Таня его реплику проигнорировала. Секунду подумала и добавила:
– Обращаюсь ко всем сотрудникам. У вас есть только два варианта. Или выполнять мои указания, или увольняться к чертовой матери. Ясно?
– Я вас понял, – выдавил побежденный Эрнест.
Шофер и секретарша промолчали. А копирайтер Леня прокомментировал:
– Блеск.
А Таня прикрыла глаза и подумала: «Пожалуй, я слегка переборщила…»
Прошло три месяца.
Понедельник, 21 июня
Самое важное событие этого лета назначили так, что хуже не придумаешь: на одиннадцать утра понедельника. В условленный час Татьяна вместе с ближайшими соратниками должна была предстать пред светлыми очами руководителей «Юлианы» и вынести на их обозрение плод собственной трехмесячной работы: рекламную концепцию четырех косметических линий – кремы для рук и тела, кремы для лица, шампуни и соли для ванн и даже духи.Понедельник, да еще утро, – самое что ни на есть невыгодное время для общения с заказчиками. Это Татьяна усвоила хорошо. Долгий рекламный опыт приучил: лучше всего впаривать клиентам свои идеи по пятницам. В крайнем случае – вечером в четверг. В предвкушении уик-энда заказчик благодушен и нетерпелив. Он готов согласиться на любую ересь, лишь бы его оставили в покое, не морочили голову и дали спокойно дотянуть до конца рабочей недели. А вот когда выходные уже прошли… После них клиент обычно мается похмельем, сожалеет о бездарно растраченном времени и чертовски хочет поработать. Работа, в его понимании, выглядит так: придраться ко всему на свете, а особенно – к несчастным рекламистам: «Я вам плачу бешеные бабки, а вы мне всякую фигню подсовываете!»
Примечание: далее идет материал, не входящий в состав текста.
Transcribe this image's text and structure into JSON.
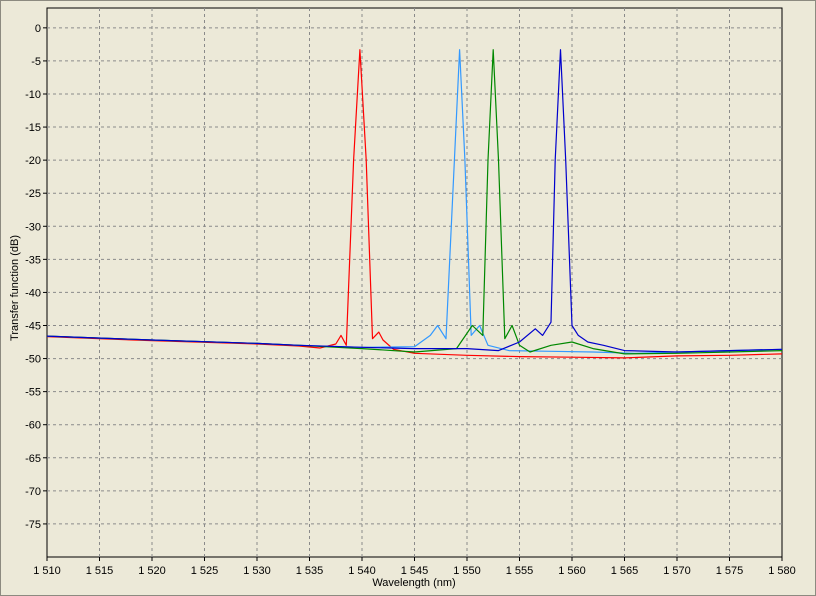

Но, может, на сей раз обойдется? Может, начальники «Юлианы» настолько хорошо провели нынешние выходные, что к утру понедельника продолжают пребывать в благодушии? А может, Танина концепция окажется настолько гениальной, что ей поаплодируют, невзирая даже на «день тяжелый»?
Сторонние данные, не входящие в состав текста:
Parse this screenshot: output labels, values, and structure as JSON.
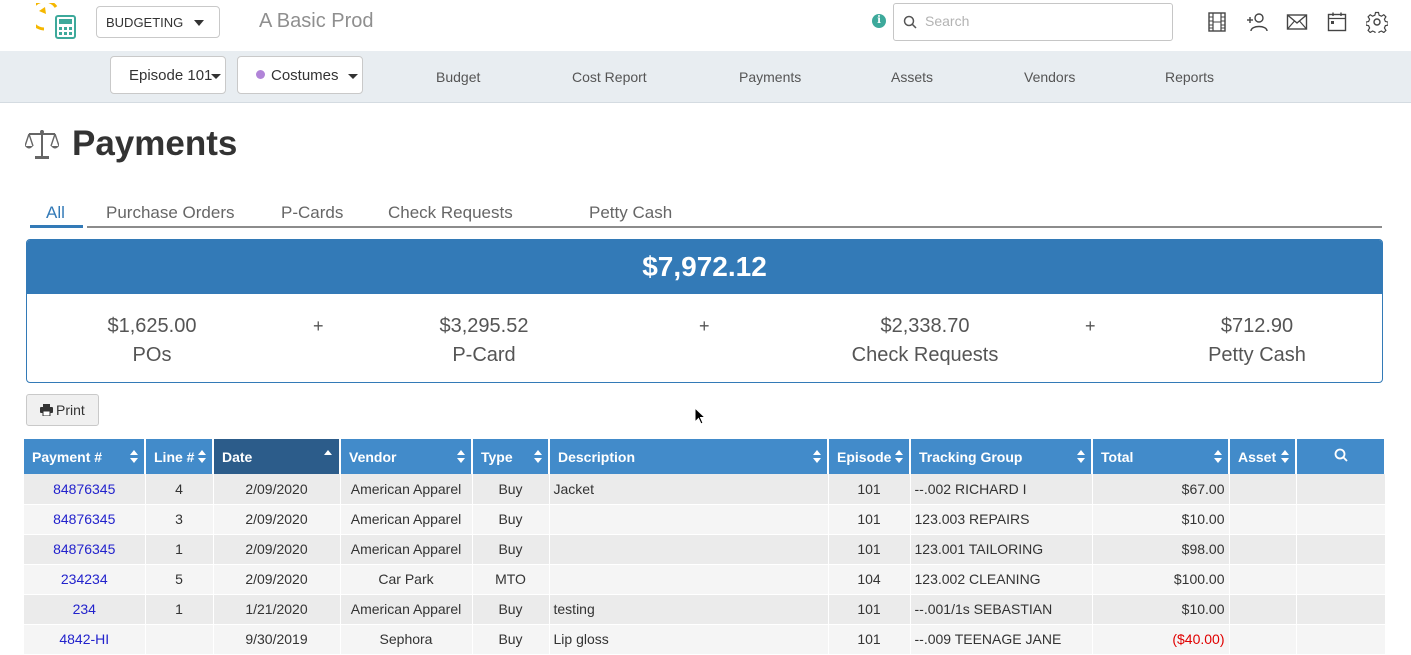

…Утро «дня Ч» у Тани началось в девять, когда прозвонил будильник. Но дальше привычный порядок сборов на работу был нарушен. Вместо растяжки – ее Татьяна обычно делала, прежде чем встать с постели, – она просто повалялась. Вместо того чтобы давить сок (каждый новый день Таня начинала со стакана апельсинового), тут же бросилась к кофеварке. И вместо слабенького, полезного для здоровья кофейка сварила себе двойной эспрессо. И все время – пока принимала душ, пока чистила зубы – внутри противно дрожала какая-то жилка. Дураку ясно: она волновалась. Самый натуральный предпремьерный мандраж. Чувство, знакомое любой актрисе или хотя бы участнице художественной самодеятельности. С той небольшой разницей, что актриса – равно как и исполнительница песни «Крылатые качели» на школьном утреннике – представляет на суд зрителей уже апробированный материал: заигранную пьесу, испетую песню, а Татьяне сегодня предстоит исполнить перед почтенной публикой нечто, придуманное ею самолично от первой до последней буквы.